Real-World Test: 3D Game Demo at a Fraction of the Cost
To test how well this setup works, the same complex coding task was run twice: once using Claude Code with Opus 4.7, and once using Claude Code routed through DeepSeek V4.
The prompt: build a single-file 3D first-person walking demo using Three.js in an index.html file, with specific requirements for the world, environment, player controls (WASD movement, mouse look, sprinting with Shift), and collision behavior.
Both setups successfully generated working demos:
• DeepSeek V4 backend: Produced a fully functional scene with WASD movement, mouse look, and sprinting. It followed the instructions closely and behaved as expected.
• Opus 4.7 backend: Also produced a high-quality demo with smooth navigation and collision handling around buildings.
In terms of quality, there was no major difference for this task. But the cost difference was dramatic. With a $10 DeepSeek credit, the balance dropped only from $9.96 to $9.90 after running the test—just a few cents for a substantial code generation task. The same kind of workload on Opus 4.7 would have cost several times more.

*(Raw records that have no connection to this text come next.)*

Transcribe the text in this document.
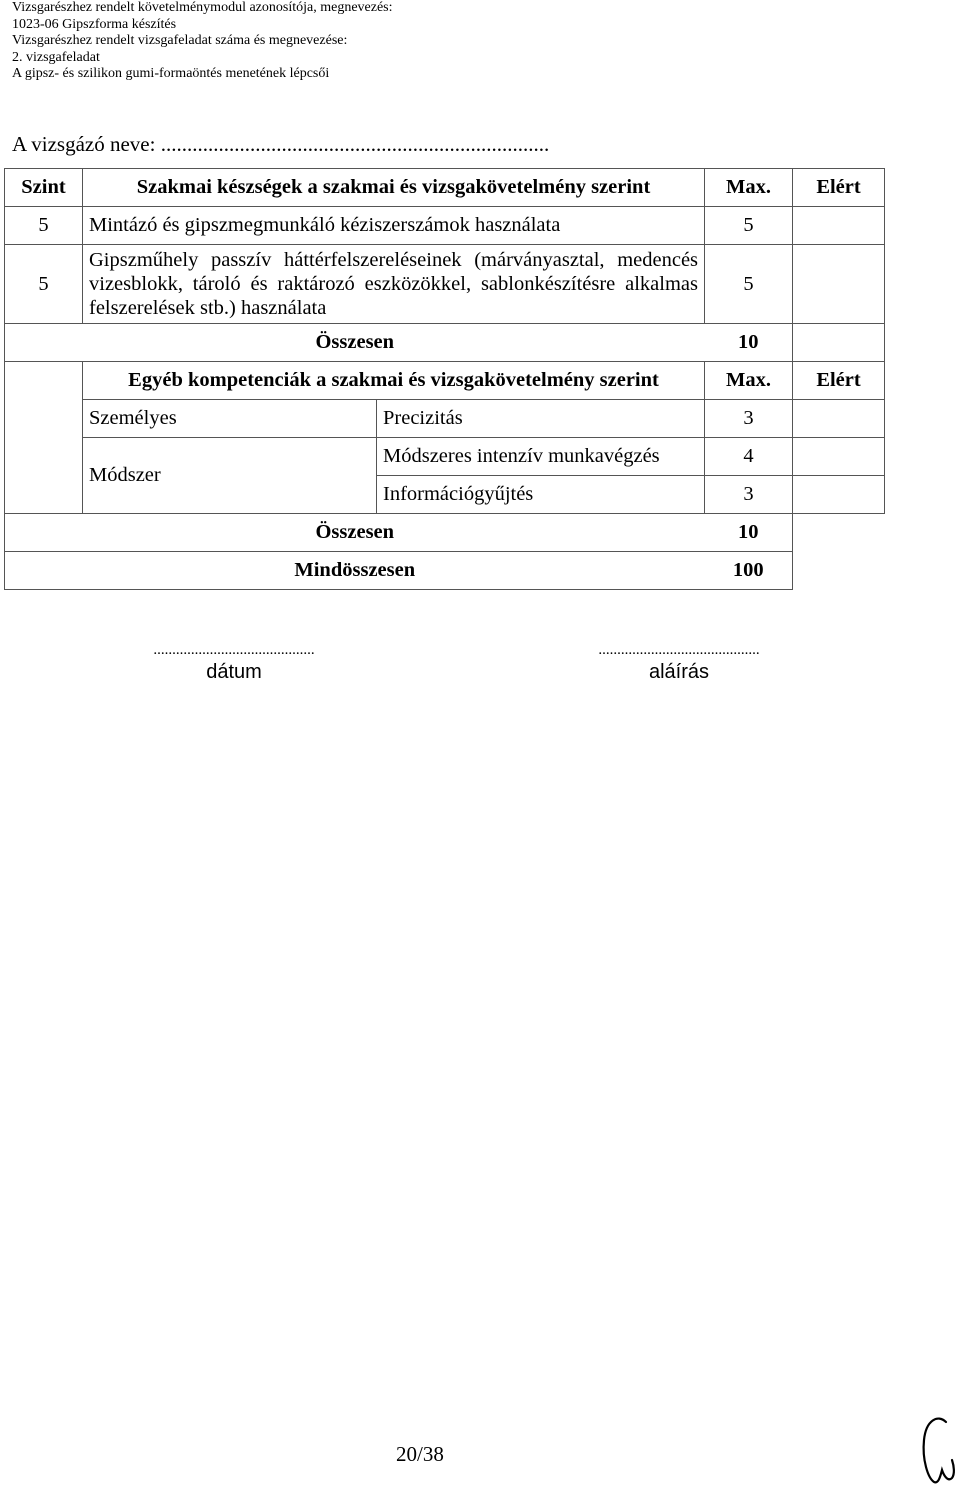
Vizsgarészhez rendelt követelménymodul azonosítója, megnevezés:
1023-06 Gipszforma készítés
Vizsgarészhez rendelt vizsgafeladat száma és megnevezése:
2. vizsgafeladat
A gipsz- és szilikon gumi-formaöntés menetének lépcsői
A vizsgázó neve: ..........................................................................
Szint	Szakmai készségek a szakmai és vizsgakövetelmény szerint		Max.	Elért
5	Mintázó és gipszmegmunkáló kéziszerszámok használata		5	
5	Gipszműhely passzív háttérfelszereléseinek (márványasztal, medencés vizesblokk, tároló és raktározó eszközökkel, sablonkészítésre alkalmas felszerelések stb.) használata		5	
Összesen			10	
	Egyéb kompetenciák a szakmai és vizsgakövetelmény szerint		Max.	Elért
	Személyes	Precizitás	3	
	Módszer	Módszeres intenzív munkavégzés	4	
		Információgyűjtés	3	
Összesen			10	
Mindösszesen			100	
...........................................
dátum
...........................................
aláírás
20/38
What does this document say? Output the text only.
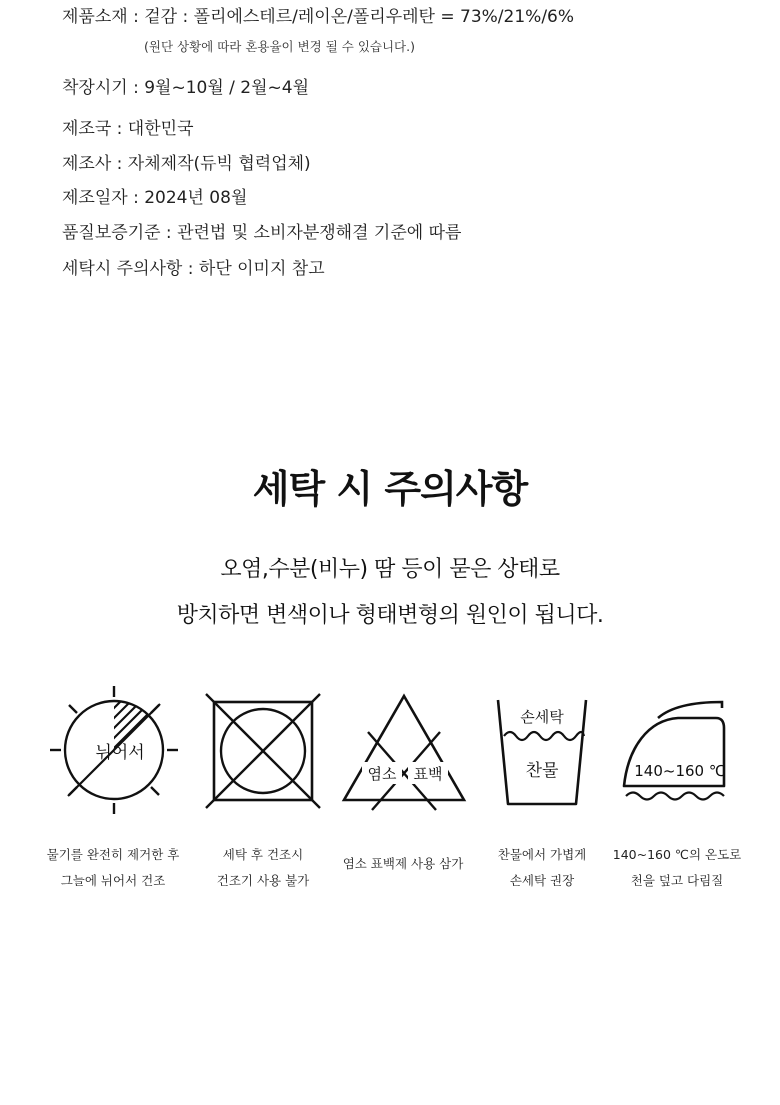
제품소재 : 겉감 : 폴리에스테르/레이온/폴리우레탄 = 73%/21%/6%
(원단 상황에 따라 혼용율이 변경 될 수 있습니다.)
착장시기 : 9월~10월 / 2월~4월
제조국 : 대한민국
제조사 : 자체제작(듀빅 협력업체)
제조일자 : 2024년 08월
품질보증기준 : 관련법 및 소비자분쟁해결 기준에 따름
세탁시 주의사항 : 하단 이미지 참고
세탁 시 주의사항
오염,수분(비누) 땀 등이 묻은 상태로
방치하면 변색이나 형태변형의 원인이 됩니다.
뉘어서
염소 표백
손세탁
찬물	140~160 ℃
물기를 완전히 제거한 후
그늘에 뉘어서 건조
세탁 후 건조시
건조기 사용 불가
염소 표백제 사용 삼가
찬물에서 가볍게
손세탁 권장
140~160 ℃의 온도로
천을 덮고 다림질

If you want to explore more ways to run DeepSeek V4 efficiently, including on your own hardware or via NVIDIA’s stack, you may find this guide useful: how to use DeepSeek V4 Pro & Flash for free with NVIDIA NIM.
When Does This Make Sense?
Routing Claude Code through DeepSeek V4 is especially attractive if:
• You’re a heavy Claude Code user and worried about monthly bills.
• You don’t strictly need the absolute top benchmark scores of Opus 4.7 for every task.
• You’re comfortable doing a bit of configuration work to change the backend API.
For many coding workflows—building demos, writing utilities, scaffolding apps, or exploring new ideas—DeepSeek V4’s performance is more than good enough, and the cost savings can be substantial.
In short: you can keep the Claude Code experience you like, swap in DeepSeek V4 behind the scenes, and cut your token costs by up to 8× with very similar real-world results.